“Have a nice trip.” How those words still ring in my ears. They were Donna’s last words to me. I had known her since the early 1990s, and I felt more inadequate hearing those words than at any time in the last decade and a half. She was ailing — struggling — and I was rushed. I needed to catch a plane and couldn’t give her the time, let alone the words she deserved after all we had shared. I said I would see her on a Friday after I came back from Chicago (it was a Tuesday), fearing as I said this, that perhaps that would be too late.
Fifteen or so years ago, Donna was dying. Rheumatoid arthritis and interstitial lung disease were taking their toll. Over a series of visits, she had become more cyanosed. I found out from her son 15 years later that she had called her family together to say she likely had only another six months. Then, with a touch of pure serendipity and after other strategies had failed, somehow we decided to give it a go with cyclosporin A. I don’t remember now how quickly she turned around, but I have told many a medical resident over the years how she went from blue to pink. Donna gained time. None of us knew back then how much time, but she continued to come to clinic from her home in Hubbards on Saint Marg Bay, and she never missed an appointment. She lived through her husband’s unexpected sudden illness and early death, and her children growing up and leaving home.
In recent years, she would help out with teaching medical students, always smiling and with a story to tell. My abiding memory of her will be of her sitting cross-legged on her hospital bed on her penultimate admission, laughing away as she and I plotted to make sure that none of my colleagues would sneak in and hijack her to teach their students instead.
![Figure](https://www.cmaj.ca/content/cmaj/188/2/144/F1.medium.gif)
Image courtesy of David Sucsy/iStock
In her last year, she finally agreed to long-term oxygen, but she still made the long journey to her mailbox. She handled everything with her characteristic stoicism, which impressed me more each time we met in clinic. Now, however, she was losing weight, and we both knew her condition was worsening. We had explored the possibility of lung transplantation much earlier, but that was not part of her plan. Hubbards was where she lived and wanted to stay. From time to time, I would ride my bike down the rails to trail from Halifax to Hubbards and wondered where she was on those sunny days.
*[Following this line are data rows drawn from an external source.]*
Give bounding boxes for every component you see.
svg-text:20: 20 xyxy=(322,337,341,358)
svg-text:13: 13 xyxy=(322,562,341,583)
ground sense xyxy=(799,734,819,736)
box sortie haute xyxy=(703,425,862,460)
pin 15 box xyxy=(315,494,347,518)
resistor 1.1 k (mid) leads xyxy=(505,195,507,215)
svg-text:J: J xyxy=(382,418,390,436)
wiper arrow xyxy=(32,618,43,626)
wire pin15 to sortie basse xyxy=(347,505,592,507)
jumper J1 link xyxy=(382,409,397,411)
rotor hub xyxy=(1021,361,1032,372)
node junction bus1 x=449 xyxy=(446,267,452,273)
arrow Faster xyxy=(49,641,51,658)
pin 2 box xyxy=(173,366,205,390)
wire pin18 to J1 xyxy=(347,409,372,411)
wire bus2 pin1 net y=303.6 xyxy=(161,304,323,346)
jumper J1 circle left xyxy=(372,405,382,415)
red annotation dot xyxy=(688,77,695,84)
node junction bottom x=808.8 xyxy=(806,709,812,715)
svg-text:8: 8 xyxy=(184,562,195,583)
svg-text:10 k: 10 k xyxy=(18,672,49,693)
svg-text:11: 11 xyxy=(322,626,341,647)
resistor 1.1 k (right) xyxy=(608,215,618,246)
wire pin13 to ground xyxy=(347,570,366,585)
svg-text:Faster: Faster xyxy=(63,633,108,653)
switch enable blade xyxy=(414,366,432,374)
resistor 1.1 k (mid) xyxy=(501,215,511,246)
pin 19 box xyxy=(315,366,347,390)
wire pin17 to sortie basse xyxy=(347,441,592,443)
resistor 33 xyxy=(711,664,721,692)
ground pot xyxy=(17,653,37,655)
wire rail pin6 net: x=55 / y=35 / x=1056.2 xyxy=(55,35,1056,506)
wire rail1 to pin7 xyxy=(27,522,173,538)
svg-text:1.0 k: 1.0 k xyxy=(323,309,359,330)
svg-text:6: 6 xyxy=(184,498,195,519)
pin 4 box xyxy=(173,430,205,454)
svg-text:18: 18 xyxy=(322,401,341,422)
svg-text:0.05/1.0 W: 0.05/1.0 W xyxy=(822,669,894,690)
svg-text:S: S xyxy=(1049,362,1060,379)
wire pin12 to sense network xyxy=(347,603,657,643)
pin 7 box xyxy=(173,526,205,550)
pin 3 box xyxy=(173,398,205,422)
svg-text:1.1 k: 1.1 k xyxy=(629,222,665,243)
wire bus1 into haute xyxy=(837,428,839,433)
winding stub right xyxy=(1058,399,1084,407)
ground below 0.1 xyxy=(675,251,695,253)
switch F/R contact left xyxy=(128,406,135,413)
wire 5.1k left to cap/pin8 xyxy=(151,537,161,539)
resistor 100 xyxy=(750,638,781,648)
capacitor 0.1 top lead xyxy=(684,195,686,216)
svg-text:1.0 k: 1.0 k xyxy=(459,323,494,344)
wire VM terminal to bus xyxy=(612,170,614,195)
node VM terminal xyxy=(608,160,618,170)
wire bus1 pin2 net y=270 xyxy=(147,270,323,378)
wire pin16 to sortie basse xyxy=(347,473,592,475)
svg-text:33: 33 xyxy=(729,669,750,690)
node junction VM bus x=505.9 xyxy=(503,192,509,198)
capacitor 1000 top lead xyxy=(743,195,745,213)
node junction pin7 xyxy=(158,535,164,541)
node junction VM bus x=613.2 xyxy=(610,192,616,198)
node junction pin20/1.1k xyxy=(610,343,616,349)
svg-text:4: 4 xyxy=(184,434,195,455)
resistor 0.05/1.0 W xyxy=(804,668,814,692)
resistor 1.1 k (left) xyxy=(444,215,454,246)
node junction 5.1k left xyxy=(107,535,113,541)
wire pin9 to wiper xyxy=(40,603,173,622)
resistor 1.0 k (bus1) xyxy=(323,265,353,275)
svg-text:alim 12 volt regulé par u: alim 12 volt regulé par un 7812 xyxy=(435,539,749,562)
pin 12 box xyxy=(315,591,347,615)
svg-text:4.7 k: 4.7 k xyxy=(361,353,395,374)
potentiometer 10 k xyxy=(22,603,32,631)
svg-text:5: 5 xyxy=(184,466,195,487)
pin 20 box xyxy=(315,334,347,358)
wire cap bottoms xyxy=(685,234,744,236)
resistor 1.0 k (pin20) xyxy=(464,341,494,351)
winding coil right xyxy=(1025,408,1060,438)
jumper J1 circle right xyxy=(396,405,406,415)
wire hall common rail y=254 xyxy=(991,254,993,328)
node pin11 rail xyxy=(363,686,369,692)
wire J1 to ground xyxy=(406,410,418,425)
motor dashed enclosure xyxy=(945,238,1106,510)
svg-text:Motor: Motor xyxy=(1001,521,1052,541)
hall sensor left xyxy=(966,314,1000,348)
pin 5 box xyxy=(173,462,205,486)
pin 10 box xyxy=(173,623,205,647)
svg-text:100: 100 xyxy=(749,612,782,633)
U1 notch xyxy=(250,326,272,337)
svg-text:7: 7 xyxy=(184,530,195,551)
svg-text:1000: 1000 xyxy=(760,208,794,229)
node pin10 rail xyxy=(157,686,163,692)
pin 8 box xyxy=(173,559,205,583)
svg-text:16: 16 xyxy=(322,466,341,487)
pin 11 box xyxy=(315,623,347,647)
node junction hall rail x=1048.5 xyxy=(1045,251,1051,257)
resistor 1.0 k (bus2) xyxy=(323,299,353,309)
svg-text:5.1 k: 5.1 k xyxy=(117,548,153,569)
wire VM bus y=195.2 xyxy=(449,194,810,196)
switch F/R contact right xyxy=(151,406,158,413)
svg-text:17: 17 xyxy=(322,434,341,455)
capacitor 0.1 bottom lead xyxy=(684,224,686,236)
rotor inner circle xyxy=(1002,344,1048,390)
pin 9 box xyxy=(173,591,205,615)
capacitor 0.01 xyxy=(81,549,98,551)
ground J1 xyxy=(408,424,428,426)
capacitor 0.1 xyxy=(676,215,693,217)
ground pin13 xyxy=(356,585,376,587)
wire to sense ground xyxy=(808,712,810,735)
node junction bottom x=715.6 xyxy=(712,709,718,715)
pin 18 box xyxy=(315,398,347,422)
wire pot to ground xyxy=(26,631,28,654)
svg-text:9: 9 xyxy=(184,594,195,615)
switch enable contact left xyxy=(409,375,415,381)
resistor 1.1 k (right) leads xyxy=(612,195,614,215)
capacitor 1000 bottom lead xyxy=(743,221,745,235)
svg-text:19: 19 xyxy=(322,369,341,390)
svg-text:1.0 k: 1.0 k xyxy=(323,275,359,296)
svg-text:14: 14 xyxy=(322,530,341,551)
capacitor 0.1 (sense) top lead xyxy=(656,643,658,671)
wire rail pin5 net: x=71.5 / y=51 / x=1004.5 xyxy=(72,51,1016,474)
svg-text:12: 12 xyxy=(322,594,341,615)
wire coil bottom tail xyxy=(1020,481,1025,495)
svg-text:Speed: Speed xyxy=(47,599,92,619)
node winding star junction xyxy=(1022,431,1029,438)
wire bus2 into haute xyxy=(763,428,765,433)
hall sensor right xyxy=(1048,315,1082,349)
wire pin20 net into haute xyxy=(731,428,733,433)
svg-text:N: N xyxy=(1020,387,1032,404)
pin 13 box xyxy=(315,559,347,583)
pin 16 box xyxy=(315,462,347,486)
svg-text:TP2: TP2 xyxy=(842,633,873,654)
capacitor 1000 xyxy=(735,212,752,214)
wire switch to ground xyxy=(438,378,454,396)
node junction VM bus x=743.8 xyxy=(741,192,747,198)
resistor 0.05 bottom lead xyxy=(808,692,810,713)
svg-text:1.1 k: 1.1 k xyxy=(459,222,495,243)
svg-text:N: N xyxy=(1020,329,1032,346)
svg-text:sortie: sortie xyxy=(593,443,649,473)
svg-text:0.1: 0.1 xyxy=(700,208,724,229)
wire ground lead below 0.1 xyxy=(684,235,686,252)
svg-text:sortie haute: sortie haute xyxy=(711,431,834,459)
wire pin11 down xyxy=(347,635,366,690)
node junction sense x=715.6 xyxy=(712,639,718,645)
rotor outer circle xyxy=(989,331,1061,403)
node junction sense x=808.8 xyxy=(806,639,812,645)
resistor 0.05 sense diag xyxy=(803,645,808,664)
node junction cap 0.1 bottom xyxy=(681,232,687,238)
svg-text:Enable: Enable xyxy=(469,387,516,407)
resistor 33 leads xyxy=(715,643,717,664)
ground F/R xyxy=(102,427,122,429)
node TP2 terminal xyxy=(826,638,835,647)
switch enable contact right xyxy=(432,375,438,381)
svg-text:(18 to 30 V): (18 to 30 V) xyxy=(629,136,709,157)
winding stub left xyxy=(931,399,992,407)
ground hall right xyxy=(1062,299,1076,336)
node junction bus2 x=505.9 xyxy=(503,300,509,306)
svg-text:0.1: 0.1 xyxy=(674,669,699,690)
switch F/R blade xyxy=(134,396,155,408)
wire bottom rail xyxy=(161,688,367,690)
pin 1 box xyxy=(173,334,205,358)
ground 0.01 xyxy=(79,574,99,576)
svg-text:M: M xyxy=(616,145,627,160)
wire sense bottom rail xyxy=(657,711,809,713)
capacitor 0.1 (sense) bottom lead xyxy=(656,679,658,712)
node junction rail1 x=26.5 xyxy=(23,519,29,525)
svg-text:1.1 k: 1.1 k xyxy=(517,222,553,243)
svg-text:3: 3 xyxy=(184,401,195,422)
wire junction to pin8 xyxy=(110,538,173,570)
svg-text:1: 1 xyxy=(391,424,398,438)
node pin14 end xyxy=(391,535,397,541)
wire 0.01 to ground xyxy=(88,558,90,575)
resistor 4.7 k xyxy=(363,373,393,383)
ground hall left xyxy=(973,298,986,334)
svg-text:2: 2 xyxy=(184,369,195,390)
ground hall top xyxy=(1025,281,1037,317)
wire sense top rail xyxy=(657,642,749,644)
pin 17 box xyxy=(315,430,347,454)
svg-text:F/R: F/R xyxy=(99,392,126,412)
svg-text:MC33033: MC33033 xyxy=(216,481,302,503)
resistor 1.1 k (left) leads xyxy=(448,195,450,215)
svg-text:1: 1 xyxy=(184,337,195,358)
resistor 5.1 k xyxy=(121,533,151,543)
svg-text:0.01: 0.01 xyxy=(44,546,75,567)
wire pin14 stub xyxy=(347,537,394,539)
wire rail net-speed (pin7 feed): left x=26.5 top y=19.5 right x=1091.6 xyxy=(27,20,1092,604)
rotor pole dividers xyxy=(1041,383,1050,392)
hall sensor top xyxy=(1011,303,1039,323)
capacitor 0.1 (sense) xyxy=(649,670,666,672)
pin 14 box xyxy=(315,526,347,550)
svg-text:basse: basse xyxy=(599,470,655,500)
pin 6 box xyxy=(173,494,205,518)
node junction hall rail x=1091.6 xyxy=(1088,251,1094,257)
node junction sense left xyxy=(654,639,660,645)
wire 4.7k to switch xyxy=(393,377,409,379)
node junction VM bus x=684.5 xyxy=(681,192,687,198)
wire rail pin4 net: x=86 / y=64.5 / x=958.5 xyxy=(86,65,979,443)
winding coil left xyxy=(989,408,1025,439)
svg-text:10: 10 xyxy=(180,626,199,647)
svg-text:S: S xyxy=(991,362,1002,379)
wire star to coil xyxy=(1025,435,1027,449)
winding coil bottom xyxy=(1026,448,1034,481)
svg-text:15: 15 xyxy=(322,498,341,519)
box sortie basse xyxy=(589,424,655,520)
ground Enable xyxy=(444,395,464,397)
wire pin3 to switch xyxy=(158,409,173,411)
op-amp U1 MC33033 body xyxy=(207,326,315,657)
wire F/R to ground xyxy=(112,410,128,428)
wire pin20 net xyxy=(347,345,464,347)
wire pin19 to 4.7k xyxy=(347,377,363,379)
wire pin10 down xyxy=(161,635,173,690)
And so to her last admission, still taking cyclosporin A, but looking more frail than I had ever seen her. I had heard that she was in our intermediate care unit, so I dropped in to see her, but my timing was awful. Her adult children were with her, and I introduced myself. But for Donna, I had not enough time. I left the unit, caught my plane and came back to find her unconscious on the Friday, beyond any intervention. Two family friends were with her. I said that I would like to say some things to Donna, so they stepped out, and I said my thanks to her for all she had done for us over the years. Too little, too late, those words that I did not make time to say when she would have heard them for certain. I can but hope perhaps she heard something from me on that last day.
It is no consolation to know that, unbeknownst to me until after her death, she credited me with her life over the last 15 years. At the end, when I could and should have done so much more, I came up miserably short. Not so for Donna, who found both grace and words to bid me “Have a nice trip” as I left her bedside that day.
Footnotes
This is a true story. Donna’s family has given their consent for this story to be told.